The Department of Labor is moving toward tightening its existing fiduciary definition by possibly labeling all advice, even first-time conversations, as fiduciary advice, according to a securities industry attorney.

The DOL’s investment advice package, which went live in July, already renders as fiduciary any rollover advice an advisor or financial professional delivers to investors regarding their retirement accounts.

Edging advisors closer to a blanket fiduciary rule would return the DOL to its 2016 fiduciary rule, which was overturned in court, Brad Campbell, partner at the Faegre Drinker law firm, said during the firm’s “Inside the Beltway” webinar last week.

The DOL’s new fiduciary initiative “is likely to be a very substantial proposal that will harken back to legal fights of 2016, which the DOL ultimately lost,” Campbell said.

The “DOL is taking the position that fiduciary starts with the initial [rollover] conversation. That's a pretty aggressive reinterpretation of what they historically had said, which frankly was ... that most rollovers were not fiduciary,” he noted.

The current DOL rule requires that firms and their advisors follow impartial conduct standards and "self-correct" any violations when making retirement rollover recommendations if they want an exemption from prohibited transactions, such as accepting commissions, revenue-sharing and 12b-1 fees.

Firms and advisors must also make disclosures about any conflicts and provide written analysis showing that the rollover is in the investor’s best interest.

The DOL, however, signaled in its spring 2021 regulatory agenda report that it would once again be rewriting the fiduciary definition.

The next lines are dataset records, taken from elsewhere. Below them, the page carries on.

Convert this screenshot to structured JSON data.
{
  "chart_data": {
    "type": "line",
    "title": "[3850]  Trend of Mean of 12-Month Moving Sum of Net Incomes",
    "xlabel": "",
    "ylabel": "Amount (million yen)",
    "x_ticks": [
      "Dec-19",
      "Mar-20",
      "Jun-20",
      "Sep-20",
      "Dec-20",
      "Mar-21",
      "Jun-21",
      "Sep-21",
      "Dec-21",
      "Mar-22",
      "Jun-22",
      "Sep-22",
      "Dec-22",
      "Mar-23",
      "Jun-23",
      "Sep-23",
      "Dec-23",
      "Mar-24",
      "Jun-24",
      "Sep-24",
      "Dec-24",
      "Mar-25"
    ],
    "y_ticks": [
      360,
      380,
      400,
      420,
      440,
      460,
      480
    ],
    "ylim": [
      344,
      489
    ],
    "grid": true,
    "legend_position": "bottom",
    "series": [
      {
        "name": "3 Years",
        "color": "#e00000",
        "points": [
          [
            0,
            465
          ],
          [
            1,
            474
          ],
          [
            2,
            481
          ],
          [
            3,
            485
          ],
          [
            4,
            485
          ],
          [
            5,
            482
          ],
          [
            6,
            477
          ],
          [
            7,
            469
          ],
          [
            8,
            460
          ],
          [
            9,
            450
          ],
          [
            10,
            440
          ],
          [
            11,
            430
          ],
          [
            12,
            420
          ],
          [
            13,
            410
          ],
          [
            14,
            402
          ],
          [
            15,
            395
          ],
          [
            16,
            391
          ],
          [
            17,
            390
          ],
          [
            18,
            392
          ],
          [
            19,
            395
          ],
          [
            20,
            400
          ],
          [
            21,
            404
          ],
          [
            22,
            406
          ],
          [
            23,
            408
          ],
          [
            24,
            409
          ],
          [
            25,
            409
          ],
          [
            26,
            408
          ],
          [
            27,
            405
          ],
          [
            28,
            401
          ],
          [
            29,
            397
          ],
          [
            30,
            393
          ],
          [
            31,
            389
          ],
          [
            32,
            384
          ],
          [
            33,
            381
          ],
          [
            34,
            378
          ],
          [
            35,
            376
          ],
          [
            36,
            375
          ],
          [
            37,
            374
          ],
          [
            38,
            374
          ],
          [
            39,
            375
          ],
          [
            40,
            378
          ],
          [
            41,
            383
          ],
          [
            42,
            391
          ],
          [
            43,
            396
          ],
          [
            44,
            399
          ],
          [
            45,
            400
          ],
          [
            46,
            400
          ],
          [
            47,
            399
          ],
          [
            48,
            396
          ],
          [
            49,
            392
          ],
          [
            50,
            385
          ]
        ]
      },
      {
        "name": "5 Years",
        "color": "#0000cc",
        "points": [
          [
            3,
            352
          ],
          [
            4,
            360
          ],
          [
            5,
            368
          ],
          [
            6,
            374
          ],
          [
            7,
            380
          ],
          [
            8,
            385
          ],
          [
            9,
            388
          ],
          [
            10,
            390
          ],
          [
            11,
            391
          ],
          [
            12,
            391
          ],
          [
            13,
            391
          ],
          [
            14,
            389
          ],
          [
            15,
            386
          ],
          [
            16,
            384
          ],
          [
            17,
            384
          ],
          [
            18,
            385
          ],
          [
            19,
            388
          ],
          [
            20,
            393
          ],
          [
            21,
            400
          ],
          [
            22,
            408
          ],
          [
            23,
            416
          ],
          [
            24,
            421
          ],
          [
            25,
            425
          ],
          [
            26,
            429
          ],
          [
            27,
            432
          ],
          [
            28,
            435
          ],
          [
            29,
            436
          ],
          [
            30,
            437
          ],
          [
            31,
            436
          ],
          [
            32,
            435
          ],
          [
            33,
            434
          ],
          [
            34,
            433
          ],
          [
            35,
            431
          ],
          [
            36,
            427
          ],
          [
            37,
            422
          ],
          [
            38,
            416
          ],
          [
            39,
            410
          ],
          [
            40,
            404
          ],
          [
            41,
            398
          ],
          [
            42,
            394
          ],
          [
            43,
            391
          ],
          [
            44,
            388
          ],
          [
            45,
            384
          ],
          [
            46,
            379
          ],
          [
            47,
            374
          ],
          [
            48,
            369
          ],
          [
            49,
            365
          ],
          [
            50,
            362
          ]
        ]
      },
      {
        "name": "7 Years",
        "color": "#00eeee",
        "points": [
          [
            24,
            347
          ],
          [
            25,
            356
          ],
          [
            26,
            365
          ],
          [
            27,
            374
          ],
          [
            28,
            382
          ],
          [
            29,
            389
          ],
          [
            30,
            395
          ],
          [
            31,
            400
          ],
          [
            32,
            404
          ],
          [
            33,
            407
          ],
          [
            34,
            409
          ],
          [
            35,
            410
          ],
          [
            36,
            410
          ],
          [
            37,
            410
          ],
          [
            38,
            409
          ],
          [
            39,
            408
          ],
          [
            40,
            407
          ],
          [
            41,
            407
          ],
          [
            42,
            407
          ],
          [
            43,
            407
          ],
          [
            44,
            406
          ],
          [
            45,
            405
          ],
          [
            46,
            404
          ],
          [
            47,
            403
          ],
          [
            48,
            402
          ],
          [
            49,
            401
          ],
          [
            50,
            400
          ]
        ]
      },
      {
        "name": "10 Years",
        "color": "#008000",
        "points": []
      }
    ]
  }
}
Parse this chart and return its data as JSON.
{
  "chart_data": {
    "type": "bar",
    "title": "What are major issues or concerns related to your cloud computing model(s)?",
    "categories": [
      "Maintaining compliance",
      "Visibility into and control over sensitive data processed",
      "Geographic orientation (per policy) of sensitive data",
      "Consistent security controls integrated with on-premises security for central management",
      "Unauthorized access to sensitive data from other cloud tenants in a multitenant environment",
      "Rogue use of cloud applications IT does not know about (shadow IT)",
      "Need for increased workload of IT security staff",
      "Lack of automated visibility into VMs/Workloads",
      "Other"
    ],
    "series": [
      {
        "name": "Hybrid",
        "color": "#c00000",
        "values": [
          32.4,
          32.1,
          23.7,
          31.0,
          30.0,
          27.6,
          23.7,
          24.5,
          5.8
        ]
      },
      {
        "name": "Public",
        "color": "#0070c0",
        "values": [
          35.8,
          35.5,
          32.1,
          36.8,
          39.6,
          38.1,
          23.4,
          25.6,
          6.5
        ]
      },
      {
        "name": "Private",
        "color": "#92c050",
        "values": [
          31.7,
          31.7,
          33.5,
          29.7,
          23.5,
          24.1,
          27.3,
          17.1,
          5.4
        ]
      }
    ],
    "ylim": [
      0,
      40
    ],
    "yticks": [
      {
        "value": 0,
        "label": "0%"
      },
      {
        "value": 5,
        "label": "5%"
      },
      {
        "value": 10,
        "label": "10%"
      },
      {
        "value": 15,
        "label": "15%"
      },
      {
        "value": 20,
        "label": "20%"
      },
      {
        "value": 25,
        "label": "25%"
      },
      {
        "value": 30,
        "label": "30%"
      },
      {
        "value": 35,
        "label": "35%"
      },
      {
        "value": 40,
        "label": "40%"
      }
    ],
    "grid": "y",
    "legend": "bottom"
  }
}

The Employee Benefits Security Administration was expected to issue the notice of rulemaking this past spring. That never happened, and now the industry has done the extensive compliance and training to do business under the DOL rule package that took effect in July.

As a result, “most of the industry is now already complying with a standard that ... is pretty far down the road," said Campbell, a former assistant labor secretary under President Bush.

"Yet the DOL still says it's not enough and wants to again change the rules on us. It's not the most regulatory efficient way to reduce costs and turbulence in the marketplace, but it's the path they've chosen."

Complicating things further, the DOL faces two lawsuits seeking to toss out the investment advice rule, he said.

The American Securities Association and the Federation of Americans for Consumer Choice, a trade group that represents insurance and annuities businesses, each filed suits in February to set aside the DOL’s attempt to define fiduciary investment advice. Both lawsuits assert that the agency has overstepped its legal and regulatory authority.

In particular, both lawsuits allege that the DOL’s ruling that first-time advice to transfer retirement assets out of a federally regulated plan or IRA can constitute fiduciary advice oversteps the DOL’s authority.

In 2018, the U.S. Court of Appeals for the Fifth Circuit vacated the Obama-era DOL rule, ruling that the creation of a new regulatory scheme for retirement investments and the expansion of service providers’ obligations and investors’ ability to enforce the law in court requires an act of Congress rather than an unelected agency of the executive branch.

The new lawsuits assert that the Fifth Circuit decision is the precedent with regard to the DOL’s authority to regulate retirement assets. 

Campbell warned that the outcome of such lawsuits can be unpredictable.

"If we go back to 2016 when the DOL did the fiduciary rule that was ultimately struck down by the Fifth Circuit, the DOL had won something like five lawsuits at different District Court levels before the Fifth Circuit knocked it out," he said.